You should divide 20Gbps by 9 bits (2275 MB/s) or even by 10 (2048 MB/s), not by 8, because in addition to useful payload, there are also packet headers and control packets being transferred. So it actually doesn't.
"Packet headers and control packets" are not the reason you should divide by 10. The reason is that Thunderbolt uses 8b-10b encoding so 1 byte of data is transferred as 10 physical bits. Therefore the maximum theoretical usable bandwidth is 20e9/10/1024/1024 = 1907 MiB/sec. Then on top of that you have to deduct the overhead from packet headers and control packets so the real-world usable bandwidth is even less than 1970 MiB/sec...

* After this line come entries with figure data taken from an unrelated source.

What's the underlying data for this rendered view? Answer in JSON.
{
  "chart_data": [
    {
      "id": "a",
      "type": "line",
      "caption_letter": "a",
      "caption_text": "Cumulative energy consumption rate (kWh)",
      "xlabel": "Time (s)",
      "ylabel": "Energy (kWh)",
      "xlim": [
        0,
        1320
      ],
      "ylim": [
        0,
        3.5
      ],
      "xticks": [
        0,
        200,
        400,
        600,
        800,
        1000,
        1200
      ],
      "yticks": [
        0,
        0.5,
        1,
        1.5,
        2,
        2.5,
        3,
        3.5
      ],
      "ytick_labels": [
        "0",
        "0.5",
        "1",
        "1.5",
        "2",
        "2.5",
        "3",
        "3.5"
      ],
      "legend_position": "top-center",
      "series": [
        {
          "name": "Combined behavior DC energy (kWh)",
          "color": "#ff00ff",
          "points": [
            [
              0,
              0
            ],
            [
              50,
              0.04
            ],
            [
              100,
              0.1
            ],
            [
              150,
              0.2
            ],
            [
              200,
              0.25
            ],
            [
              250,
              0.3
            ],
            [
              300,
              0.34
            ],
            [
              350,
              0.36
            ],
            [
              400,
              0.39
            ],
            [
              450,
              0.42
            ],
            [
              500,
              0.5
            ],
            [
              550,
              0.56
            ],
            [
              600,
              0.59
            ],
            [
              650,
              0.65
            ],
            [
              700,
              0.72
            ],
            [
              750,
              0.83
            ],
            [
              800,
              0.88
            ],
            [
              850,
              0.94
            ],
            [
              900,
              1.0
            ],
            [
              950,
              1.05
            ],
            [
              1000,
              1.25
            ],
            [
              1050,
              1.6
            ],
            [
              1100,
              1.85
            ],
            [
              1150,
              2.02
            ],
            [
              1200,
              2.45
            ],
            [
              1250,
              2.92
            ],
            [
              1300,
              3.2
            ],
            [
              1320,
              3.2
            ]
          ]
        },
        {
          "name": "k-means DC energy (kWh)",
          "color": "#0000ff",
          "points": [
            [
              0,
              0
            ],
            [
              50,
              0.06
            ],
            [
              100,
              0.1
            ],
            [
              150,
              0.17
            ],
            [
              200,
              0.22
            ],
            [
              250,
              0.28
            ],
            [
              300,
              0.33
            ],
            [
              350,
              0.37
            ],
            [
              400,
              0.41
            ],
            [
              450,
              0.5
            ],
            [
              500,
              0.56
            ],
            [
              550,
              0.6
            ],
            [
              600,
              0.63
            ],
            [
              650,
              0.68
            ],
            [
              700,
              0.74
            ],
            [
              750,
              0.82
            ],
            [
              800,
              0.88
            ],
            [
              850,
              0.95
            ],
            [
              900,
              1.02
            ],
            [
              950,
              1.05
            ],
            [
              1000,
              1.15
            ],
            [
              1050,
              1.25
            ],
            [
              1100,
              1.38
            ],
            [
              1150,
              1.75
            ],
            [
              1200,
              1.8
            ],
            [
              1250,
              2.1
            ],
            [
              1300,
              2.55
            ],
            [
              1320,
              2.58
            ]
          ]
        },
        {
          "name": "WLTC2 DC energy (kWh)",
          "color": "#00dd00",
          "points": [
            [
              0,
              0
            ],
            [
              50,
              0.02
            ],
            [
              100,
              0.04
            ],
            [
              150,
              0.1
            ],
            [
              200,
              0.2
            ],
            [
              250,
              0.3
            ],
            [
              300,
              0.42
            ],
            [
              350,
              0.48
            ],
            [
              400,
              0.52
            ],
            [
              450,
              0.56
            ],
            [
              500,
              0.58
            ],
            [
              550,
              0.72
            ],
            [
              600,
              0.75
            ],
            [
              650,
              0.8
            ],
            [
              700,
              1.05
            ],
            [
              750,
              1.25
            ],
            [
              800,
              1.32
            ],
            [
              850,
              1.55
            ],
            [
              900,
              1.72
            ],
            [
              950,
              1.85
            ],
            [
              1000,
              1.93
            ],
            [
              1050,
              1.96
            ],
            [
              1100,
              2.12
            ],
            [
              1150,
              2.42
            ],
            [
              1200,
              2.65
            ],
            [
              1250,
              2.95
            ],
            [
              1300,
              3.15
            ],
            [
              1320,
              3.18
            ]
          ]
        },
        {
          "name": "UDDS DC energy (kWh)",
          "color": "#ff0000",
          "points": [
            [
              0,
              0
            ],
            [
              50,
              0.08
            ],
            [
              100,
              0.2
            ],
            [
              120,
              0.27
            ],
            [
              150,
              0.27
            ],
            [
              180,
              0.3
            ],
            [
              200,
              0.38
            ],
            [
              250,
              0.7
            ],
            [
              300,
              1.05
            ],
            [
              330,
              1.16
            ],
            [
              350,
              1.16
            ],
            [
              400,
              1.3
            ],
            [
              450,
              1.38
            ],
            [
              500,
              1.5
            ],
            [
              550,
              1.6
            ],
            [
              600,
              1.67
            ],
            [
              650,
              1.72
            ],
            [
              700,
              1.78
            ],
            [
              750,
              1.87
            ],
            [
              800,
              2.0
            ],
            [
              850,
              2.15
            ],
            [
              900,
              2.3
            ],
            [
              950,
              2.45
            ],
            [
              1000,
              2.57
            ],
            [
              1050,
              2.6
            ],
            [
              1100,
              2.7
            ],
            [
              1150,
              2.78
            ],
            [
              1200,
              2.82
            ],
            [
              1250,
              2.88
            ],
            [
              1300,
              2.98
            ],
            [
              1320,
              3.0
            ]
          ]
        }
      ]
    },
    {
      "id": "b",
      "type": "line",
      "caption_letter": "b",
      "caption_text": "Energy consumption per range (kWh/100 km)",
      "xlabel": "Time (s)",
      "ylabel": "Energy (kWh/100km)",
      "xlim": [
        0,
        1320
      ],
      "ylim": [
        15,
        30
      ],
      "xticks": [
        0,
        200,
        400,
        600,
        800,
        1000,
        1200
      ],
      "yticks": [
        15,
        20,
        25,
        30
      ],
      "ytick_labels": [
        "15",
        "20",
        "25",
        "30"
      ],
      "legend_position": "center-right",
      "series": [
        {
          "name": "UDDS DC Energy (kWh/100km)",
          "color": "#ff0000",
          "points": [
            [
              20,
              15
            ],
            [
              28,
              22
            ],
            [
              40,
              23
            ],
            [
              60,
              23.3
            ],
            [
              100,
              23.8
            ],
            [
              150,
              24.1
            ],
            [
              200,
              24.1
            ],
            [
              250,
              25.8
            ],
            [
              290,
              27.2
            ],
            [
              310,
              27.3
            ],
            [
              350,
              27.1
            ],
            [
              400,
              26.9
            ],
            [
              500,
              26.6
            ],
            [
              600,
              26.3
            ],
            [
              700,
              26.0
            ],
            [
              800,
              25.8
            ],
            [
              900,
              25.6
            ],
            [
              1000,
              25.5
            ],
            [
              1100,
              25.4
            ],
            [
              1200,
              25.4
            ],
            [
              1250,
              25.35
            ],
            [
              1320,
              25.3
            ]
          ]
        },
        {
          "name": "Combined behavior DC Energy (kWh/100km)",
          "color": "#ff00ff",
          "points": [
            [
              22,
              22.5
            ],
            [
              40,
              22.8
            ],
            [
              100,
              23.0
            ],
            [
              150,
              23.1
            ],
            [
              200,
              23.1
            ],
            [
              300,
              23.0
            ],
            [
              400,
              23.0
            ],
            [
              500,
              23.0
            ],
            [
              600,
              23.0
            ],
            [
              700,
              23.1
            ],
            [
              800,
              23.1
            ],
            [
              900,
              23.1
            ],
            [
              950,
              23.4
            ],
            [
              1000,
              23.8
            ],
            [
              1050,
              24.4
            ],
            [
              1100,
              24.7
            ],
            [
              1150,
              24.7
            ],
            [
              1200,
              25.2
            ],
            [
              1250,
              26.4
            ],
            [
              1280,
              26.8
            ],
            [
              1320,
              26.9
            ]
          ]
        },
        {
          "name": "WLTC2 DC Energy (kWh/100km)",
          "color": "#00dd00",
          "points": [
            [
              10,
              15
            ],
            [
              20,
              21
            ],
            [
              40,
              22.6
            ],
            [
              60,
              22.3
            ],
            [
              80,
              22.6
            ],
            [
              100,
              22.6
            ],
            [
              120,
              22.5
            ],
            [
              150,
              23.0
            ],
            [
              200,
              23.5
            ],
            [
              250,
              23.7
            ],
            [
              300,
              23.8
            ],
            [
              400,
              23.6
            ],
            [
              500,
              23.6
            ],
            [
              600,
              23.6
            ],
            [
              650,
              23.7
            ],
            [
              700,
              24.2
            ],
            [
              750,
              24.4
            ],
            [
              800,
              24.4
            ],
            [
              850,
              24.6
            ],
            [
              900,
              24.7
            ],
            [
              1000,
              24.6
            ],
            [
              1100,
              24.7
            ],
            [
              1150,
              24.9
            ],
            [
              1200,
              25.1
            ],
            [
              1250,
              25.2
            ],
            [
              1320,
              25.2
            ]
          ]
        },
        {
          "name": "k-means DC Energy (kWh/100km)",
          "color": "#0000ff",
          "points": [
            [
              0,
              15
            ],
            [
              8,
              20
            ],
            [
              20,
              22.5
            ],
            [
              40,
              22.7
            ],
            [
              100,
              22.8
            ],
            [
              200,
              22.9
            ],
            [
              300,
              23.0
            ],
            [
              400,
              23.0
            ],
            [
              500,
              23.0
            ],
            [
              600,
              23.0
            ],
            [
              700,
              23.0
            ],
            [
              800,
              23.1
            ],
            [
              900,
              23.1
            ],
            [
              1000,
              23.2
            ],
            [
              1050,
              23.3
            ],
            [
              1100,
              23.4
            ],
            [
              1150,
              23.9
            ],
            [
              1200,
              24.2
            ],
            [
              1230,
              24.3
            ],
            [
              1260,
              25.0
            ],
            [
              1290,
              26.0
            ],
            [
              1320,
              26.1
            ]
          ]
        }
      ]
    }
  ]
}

Doesn't TB2 have two interleaved streams, one carrying DP1.2 and the other carrying 20Gbps PCI-E? Even if the PCI-E stream has enough bandwidth for 5K in theory, the ecosystem isn't in place to use it as a display output. That's what the DP part is for.
For other people to play with this, just google "(5120 * 2880 * 3 * 60) bytes/s in Gib/s" to get the answer (just short of TB2s 20GiB/s assuming no overheads.
14745600pixels x 3 colours, 1 byte each = 44236800 bytes
44236800/1024/1024 = 42.19MB each frame
42.19MB per frame x 60 frames a second = 2531.25MB.
TB2 has a bandwidth of 20Gbps = 2560MB/s
So yeah, theoretically TB2 has enough bandwidth. But it's a very tight fit.